上の写真のカイロの女性たちは足の線が見えるジーパンをはいていますが、お尻は隠しています。またジーパンを履くような女性は、都市部などの若い女性に限られます。
③スカーフとアバヤはあれば便利
現地の女性はスカーフで髪を隠す方が大多数ですが、外国人女性はそこまでする必要はありません。ただモスクに入る時にはスカーフ着用が義務ですから、一枚あると便利です。スカーフはあればホコリよけにもなり、防寒具としても使え、寝癖を隠したりもできます。
かぶっていたほうが好印象を与えます。オマーンで会った現地男性は、「君は長袖長ズボンをはいていて素晴らしい。しかもスカーフまでかぶっている。私たちの文化を尊重している」と私のことを褒めてくれました。
アバヤは?
アバヤは国によっては、あった方がベターです。モスクに入る際にアバヤの着用が義務付けられている国もあります。アバヤはさっと羽織るだけで良いので、1枚あると便利です。
国別おすすめの服装
エジプト、チュニジア、モロッコ、トルコ
ふんわりしてお尻が隠れるくらいのトップス&ゆったり目のズボンやくるぶしまでのロングスカートでOKでしょう。カイロ、チュニス、カサブランカ、イスタンブールなどの大都市では、(冒頭の写真のように)足の線が見えるGパンやレギンスなどでも良いと思います。
イラン
イラン女性はチャドルを着ている人もいますが、外国人は必要はありません。若い女性は「Gパン&お尻が隠れる丈のコート」といった服装が多いので、それでもOKです。ただし外国人もスカーフ着用は義務です。
湾岸諸国(サウジアラビア、オマーン、UAE)
これらの国の女性はすべてアバヤとヒジャブ(スカーフ)着用です。外国人がUAEのアブダビやドバイ、オマーンを旅する場合は上記の基本の服装でもいいですが、アバヤがあるとベター。スカーフは必要ないでしょう。

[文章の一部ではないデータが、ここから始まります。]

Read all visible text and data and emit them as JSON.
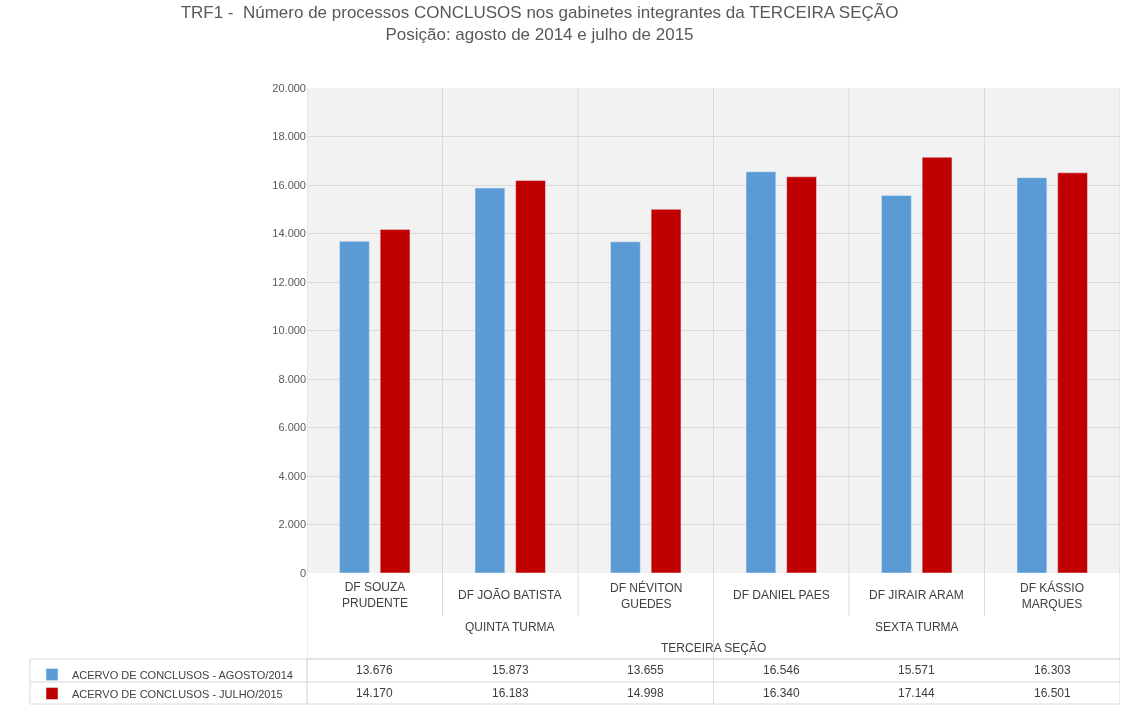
{
  "chart_data": {
    "type": "bar",
    "title": "TRF1 -  Número de processos CONCLUSOS nos gabinetes integrantes da TERCEIRA SEÇÃO",
    "subtitle": "Posição: agosto de 2014 e julho de 2015",
    "categories": [
      "DF SOUZA PRUDENTE",
      "DF JOÃO BATISTA",
      "DF NÉVITON GUEDES",
      "DF DANIEL PAES",
      "DF JIRAIR ARAM",
      "DF KÁSSIO MARQUES"
    ],
    "series": [
      {
        "name": "ACERVO DE CONCLUSOS - AGOSTO/2014",
        "color": "#5b9bd5",
        "values": [
          13676,
          15873,
          13655,
          16546,
          15571,
          16303
        ]
      },
      {
        "name": "ACERVO DE CONCLUSOS - JULHO/2015",
        "color": "#c00000",
        "values": [
          14170,
          16183,
          14998,
          16340,
          17144,
          16501
        ]
      }
    ],
    "value_labels": [
      [
        "13.676",
        "15.873",
        "13.655",
        "16.546",
        "15.571",
        "16.303"
      ],
      [
        "14.170",
        "16.183",
        "14.998",
        "16.340",
        "17.144",
        "16.501"
      ]
    ],
    "annotations": [
      "QUINTA TURMA",
      "SEXTA TURMA",
      "TERCEIRA SEÇÃO"
    ],
    "ylim": [
      0,
      20000
    ],
    "yticks": [
      {
        "value": 0,
        "label": "0"
      },
      {
        "value": 2000,
        "label": "2.000"
      },
      {
        "value": 4000,
        "label": "4.000"
      },
      {
        "value": 6000,
        "label": "6.000"
      },
      {
        "value": 8000,
        "label": "8.000"
      },
      {
        "value": 10000,
        "label": "10.000"
      },
      {
        "value": 12000,
        "label": "12.000"
      },
      {
        "value": 14000,
        "label": "14.000"
      },
      {
        "value": 16000,
        "label": "16.000"
      },
      {
        "value": 18000,
        "label": "18.000"
      },
      {
        "value": 20000,
        "label": "20.000"
      }
    ],
    "grid": true,
    "legend": "bottom left"
  }
}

サウジアラビアではスカーフはあった方がいいです。外国人観光客が少ないこともあり、外国人も地元女性にならってアバヤとスカーフが安全だと思います。
以下、こちらも参考に。
服装がイスラム圏の旅の楽しさを左右する
中東イスラム圏では、どんな服装で旅をするかで、そこでの体験が180度変わります。
オマーンのある村に行った時のこと。その村の男性に聞いた話ですが、私が来る前、イギリス人カップルが村に来たそうです。が、女性がタンクトップに半ズボンという格好だったため、村に入るのを拒否したそう。「自分たちの文化を屈辱しているから」というのが理由です。
イスラム社会では、肌を出さない慎み深い格好をしていれば、男性は女性としてリスペクトしてくれますし、乗り物の中で席を譲ってくれたりします。女性も積極的に話しかけてきたり、時には家に招いてくれたりします。
露出の多い服装では、人間性まで疑われかねず、セクハラにもあいやすい。つまりイスラム圏を楽しく旅行するには、服装マナーを守ることが第一なのです。
肌を隠すなんて暑い?
現地の女性は夏でも長袖です。「そんなの暑苦しい。半袖でいいわ」という気持ちはわかります。
でもいざ現地に行って、男性にジロジロ見られたり触られたりして、「やっぱりアラブの男ってスケベだわ」という貧しい感想しかもたずに帰国するのは、あまりにも寂しいのではないでしょうか。
郷に入っては郷に従え。他人の家へおじゃましたら、その家のやり方に従うように、他の国へ行ったら、その国の習慣や考えを尊重するのはマナーです。たとえ自分の趣味嗜好に合わなくとも。
それが楽しく旅する秘訣ではないでしょうか。